Quicksort and tail recursive optimization

Asked 30/9, 2013 at 12:27 Answered 8/6, 2022 at 18:3

recursion language-agnostic quicksort tail-recursion

In Introduction to Algorithms p169 it talks about using tail recursion for Quicksort.

The original Quicksort algorithm earlier in the chapter is (in pseudo-code)

Quicksort(A, p, r)
{
 if (p < r)
 {
  q: <- Partition(A, p, r)
  Quicksort(A, p, q)
  Quicksort(A, q+1, r)
 }
}

The optimized version using tail recursion is as follows

Quicksort(A, p, r)
{
 while (p < r)
 {
  q: <- Partition(A, p, r)
  Quicksort(A, p, q)
  p: <- q+1
 }
}

Where Partition sorts the array according to a pivot.

The difference is that the second algorithm only calls Quicksort once to sort the LHS.

Can someone explain to me why the 1st algorithm could cause a stack overflow, whereas the second wouldn't? Or am I misunderstanding the book.

Quixotic answered 30/9, 2013 at 12:27 Comment(5)

The complexity is obviously different. Does the book say anything about that? – Vedetta 30/9, 2013 at 12:29

does that mean just the 2nd algorithm is more efficient but wouldn't necessarily stop an overflow – Quixotic 30/9, 2013 at 12:30

I'm having a hard time seeing how the second version is tail-recursive. A recursive function is tail recursive if the last computation performed is the recursive call (or more generally doesn't need keep any local data around for after the call). This is what allows the new stack frame to be overlaid on top of the existing one. However in the second version above, there is a computation after the recursive call, and in particular q is still required. This means that at least part of the stack frame has to be retained. It might work if q was passed to and returned from the recursive call – Wilton 21/2, 2015 at 23:37

This optimized version does not have better memory worst time. You need to tail optimize on the longest side for that like at: https://mcmap.net/q/531550/-how-to-optimize-quicksort – Emphatic 28/2, 2015 at 10:30

The answers just explain tail recursion but say almost nothing about the code in the question. – Feeley 27/6, 2016 at 9:47

First let's start with a brief, probably not accurate but still valid, definition of what stack overflow is.

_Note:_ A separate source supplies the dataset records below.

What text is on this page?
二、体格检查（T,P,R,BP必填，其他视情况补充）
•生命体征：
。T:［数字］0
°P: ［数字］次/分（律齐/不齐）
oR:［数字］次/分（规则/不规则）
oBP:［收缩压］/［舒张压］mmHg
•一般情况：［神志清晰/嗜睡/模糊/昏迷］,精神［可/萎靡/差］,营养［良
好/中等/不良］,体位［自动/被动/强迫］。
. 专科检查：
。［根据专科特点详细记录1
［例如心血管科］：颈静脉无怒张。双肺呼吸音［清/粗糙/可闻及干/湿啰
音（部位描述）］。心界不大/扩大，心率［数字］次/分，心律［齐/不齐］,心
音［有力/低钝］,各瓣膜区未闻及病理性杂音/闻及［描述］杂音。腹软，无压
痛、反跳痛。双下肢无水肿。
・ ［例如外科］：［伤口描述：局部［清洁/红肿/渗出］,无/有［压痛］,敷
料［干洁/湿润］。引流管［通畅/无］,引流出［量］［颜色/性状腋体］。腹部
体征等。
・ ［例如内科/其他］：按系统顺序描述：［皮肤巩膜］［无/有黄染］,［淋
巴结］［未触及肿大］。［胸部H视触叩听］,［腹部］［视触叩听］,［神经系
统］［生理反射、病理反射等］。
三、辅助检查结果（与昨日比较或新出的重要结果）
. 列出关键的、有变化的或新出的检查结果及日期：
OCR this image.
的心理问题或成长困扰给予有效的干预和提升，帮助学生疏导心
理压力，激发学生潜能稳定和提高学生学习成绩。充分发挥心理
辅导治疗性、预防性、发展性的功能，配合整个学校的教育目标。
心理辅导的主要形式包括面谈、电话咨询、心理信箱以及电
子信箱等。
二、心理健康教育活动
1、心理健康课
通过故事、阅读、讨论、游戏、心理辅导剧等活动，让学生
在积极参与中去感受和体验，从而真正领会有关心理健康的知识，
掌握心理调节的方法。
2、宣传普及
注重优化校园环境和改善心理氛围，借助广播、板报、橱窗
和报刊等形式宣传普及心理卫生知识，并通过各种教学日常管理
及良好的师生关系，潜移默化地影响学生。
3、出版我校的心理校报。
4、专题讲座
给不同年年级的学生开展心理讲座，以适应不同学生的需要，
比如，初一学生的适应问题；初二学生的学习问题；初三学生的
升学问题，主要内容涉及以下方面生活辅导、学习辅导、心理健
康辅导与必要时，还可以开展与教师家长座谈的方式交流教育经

As you probably know right now there are two different kind of memory which are implemented in too different data structures: Heap and Stack.

In terms of size, the Heap is bigger than the stack, and to keep it simple let's say that every time a function call is made a new environment(local variables, parameters, etc.) is created on the stack. So given that and the fact that stack's size is limited, if you make too many function calls you will run out of space hence you will have a stack overflow.

The problem with recursion is that, since you are creating at least one environment on the stack per iteration, then you would be occupying a lot of space in the limited stack very quickly, so stack overflow are commonly associated with recursion calls.

So there is this thing called Tail recursion call optimization that will reuse the same environment every time a recursion call is made and so the space occupied in the stack is constant, preventing the stack overflow issue.

Now, there are some rules in order to perform a tail call optimization. First, each call most be complete and by that I mean that the function should be able to give a result at any moment if you interrupts the execution, in SICP this is called an iterative process even when the function is recursive.

If you analyze your first example, you will see that each iteration is defined by two recursive calls, which means that if you stop the execution at any time you won't be able to give a partial result because you the result depends of those calls to be finished, in this scenario you can't reuse the stack environment because the total information is split between all those recursive calls.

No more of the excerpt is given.